L’exposition « Daughters » au Château Malromé, demeure familiale d’Henri de Toulouse-Lautrec située à Saint-André-du-Bois, en Sud Gironde, présente, dans une scénographie inédite de Benjamin Gabrié, une vingtaine de sculptures de Prune Nourry qui font écho à l’histoire personnelle du peintre du XIXe siècle.
Les sculptures de Prune Nourry font écho à la vie d’Henri de Toulouse-Lautrec
Henri de Toulouse-Lautrec souffrait en effet d’une maladie génétique rare qui affecte les os, la pycnodysostose. Or selon les techniques et les choix actuels, non dénués de tendances eugénistes, l’artiste, s’il avait été conçu à notre époque, ne serait sans doute jamais né et avec lui, aucun de ses chefs-d’œuvre. Les sculptures de la jeune plasticienne Prune Nourry sont inspirées par le manque de femmes qui devient de plus en plus problématique dans la population asiatique, en particulier en Chine et en Inde, où de nouvelles technologies comme l’échographie sont justement utilisées dans un but de sélection.
Placée au centre de la cour du château, l’œuvre intitulée La Destruction n’est pas une fin en soi, une monumentale tête de Bouddha en plâtre partiellement recouverte de bâtons d’encens, ouvre l’exposition. Une oreille y fait office de porte menant à un espace où de multiples miroirs à effet rapetissant rendent hommage au grand artiste de très petite taille qu’était Toulouse-Lautrec. Cette tête de Bouddha qui surmontait, dans une exposition au musée Guimet, un corps démembré, renvoie notamment aux bouddhas détruits de Bâmiyân détruits par les talibans et rappelle avec optimisme le caractère immortel de la culture : malgré la destruction de la matière, l’esprit et l’art subsistent.
Prune Nourry alerte sur le déséquilibre des sexes en Asie
Dans la galerie du Château Malromé, un chemin traverse un amas de blocs de craie qui renvoie aux dessins de Toulouse-Lautrec et relie les œuvres de Prune Nourry. Celles de la série Holy Daughters constituèrent le premier volet du travail mené durant plusieurs années en Asie par l’artiste autour de la question du déséquilibre des sexes et du détournement des nouvelles technologies, mais aussi sur l’hybridité. Elles fusionnent la figure de la vache, considérée en Inde comme un animal sacré et un symbole de fertilité, et celle de la fille, également vecteur de fertilité mais non désirée.

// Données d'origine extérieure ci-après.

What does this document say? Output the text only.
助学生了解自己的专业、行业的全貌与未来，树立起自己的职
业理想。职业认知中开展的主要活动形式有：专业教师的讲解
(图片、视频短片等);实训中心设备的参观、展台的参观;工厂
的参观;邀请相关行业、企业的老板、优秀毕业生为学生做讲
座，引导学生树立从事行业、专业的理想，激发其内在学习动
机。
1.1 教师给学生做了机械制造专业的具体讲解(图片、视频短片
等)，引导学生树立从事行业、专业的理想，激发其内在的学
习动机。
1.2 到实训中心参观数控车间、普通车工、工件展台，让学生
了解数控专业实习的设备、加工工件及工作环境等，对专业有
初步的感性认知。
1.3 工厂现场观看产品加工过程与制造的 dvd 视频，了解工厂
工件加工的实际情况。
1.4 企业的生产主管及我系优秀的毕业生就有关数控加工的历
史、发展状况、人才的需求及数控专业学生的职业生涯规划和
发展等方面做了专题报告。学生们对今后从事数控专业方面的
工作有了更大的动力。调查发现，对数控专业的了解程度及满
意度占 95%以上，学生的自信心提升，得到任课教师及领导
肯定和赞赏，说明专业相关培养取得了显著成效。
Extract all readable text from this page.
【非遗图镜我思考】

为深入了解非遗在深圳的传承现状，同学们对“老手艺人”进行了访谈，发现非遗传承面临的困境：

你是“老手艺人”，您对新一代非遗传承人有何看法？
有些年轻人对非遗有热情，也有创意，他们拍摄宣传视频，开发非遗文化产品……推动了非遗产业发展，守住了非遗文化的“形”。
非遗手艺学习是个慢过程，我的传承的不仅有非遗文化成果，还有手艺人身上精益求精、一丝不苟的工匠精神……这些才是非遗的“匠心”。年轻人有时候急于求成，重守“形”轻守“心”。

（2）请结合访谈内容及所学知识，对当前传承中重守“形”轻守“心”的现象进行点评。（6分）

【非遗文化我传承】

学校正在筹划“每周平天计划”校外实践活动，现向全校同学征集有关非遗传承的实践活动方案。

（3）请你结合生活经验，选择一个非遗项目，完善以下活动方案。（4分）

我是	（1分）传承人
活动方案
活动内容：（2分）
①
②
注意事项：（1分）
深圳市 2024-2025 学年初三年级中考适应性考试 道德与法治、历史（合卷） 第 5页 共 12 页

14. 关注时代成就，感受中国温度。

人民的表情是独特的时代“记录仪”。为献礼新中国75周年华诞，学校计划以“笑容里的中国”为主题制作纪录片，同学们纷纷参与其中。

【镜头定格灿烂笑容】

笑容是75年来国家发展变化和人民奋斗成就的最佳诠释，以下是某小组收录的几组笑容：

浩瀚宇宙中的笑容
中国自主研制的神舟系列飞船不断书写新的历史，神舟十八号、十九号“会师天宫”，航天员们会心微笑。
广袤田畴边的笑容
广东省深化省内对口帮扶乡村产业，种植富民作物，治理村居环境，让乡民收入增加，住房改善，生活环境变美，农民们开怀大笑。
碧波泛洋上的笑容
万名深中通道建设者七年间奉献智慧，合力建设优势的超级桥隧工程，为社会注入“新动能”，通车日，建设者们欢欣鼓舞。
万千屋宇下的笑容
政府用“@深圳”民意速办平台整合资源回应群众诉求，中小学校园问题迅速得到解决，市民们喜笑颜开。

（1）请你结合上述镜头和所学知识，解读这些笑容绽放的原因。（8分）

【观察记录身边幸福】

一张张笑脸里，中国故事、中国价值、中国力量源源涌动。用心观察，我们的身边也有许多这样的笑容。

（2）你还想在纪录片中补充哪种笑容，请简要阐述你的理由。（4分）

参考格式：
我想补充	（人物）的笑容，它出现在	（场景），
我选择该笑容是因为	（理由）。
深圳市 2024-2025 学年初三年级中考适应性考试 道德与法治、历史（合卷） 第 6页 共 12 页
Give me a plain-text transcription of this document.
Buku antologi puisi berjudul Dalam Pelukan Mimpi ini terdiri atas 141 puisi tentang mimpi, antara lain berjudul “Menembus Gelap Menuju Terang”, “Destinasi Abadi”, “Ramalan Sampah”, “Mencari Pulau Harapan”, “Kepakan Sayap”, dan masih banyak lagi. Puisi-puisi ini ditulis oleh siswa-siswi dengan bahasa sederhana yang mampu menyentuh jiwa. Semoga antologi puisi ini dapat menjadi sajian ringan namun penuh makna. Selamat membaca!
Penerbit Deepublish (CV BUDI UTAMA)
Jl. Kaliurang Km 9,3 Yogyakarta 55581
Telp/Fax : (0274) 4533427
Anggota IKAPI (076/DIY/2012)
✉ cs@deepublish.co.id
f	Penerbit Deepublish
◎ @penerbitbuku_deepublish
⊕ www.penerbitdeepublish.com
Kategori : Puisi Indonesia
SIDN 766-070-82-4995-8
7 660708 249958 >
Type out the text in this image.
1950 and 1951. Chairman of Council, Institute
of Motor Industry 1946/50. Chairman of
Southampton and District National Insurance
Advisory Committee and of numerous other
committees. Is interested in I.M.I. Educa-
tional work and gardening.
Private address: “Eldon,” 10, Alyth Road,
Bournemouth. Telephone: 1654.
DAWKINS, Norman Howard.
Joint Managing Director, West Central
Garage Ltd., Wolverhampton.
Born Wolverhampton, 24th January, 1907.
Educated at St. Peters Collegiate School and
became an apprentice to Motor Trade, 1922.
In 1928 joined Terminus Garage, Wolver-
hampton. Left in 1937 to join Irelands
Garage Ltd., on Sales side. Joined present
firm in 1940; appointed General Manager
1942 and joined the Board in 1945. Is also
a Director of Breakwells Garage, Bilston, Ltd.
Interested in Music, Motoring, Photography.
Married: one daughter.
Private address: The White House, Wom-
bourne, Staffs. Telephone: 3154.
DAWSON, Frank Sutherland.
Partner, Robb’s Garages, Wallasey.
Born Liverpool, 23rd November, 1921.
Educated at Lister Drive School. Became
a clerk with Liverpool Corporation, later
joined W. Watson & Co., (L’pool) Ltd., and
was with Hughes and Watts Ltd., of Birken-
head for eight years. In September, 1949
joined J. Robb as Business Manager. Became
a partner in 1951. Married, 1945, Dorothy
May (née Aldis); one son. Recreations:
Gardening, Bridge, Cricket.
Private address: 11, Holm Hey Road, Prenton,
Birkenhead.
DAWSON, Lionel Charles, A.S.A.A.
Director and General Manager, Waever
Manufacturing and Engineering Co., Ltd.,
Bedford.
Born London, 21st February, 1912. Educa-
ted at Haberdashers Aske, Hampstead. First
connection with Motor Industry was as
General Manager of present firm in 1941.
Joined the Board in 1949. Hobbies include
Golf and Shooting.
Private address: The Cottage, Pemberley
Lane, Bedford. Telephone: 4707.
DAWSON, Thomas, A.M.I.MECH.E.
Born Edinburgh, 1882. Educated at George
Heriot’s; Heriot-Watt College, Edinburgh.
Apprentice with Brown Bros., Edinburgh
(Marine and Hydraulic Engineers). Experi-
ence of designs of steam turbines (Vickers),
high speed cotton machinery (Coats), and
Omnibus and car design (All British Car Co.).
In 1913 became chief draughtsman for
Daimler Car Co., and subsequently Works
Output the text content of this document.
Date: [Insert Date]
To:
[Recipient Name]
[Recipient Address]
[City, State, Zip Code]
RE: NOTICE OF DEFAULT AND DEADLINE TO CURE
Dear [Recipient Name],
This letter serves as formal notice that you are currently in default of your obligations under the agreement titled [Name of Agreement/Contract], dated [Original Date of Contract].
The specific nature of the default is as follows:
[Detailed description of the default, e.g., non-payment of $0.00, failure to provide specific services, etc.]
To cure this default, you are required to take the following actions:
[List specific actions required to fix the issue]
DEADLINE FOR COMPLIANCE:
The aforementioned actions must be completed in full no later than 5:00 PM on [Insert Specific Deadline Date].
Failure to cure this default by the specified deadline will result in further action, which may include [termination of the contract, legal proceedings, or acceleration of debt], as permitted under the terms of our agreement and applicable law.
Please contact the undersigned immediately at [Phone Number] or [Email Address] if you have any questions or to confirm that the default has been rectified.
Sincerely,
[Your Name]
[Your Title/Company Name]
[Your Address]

Plus loin, les moules de la série Process dévoilent un projet au long cours visant à explorer le processus de fabrication de la sculpture. Des reliques d’œuvres déjà existantes ou en phase de modification sont figées dans le temps par Prune Nourry tels des insectes piégés dans l’ambre. En présentant ce qui est d’ordinaire caché, le moule, et le valorisant par la transformation en bronze, l’artiste souligne son caractère fondamental, tout en rendant hommage à l’artisanat et aux gestes invisibles qui sous-tendent la sculpture.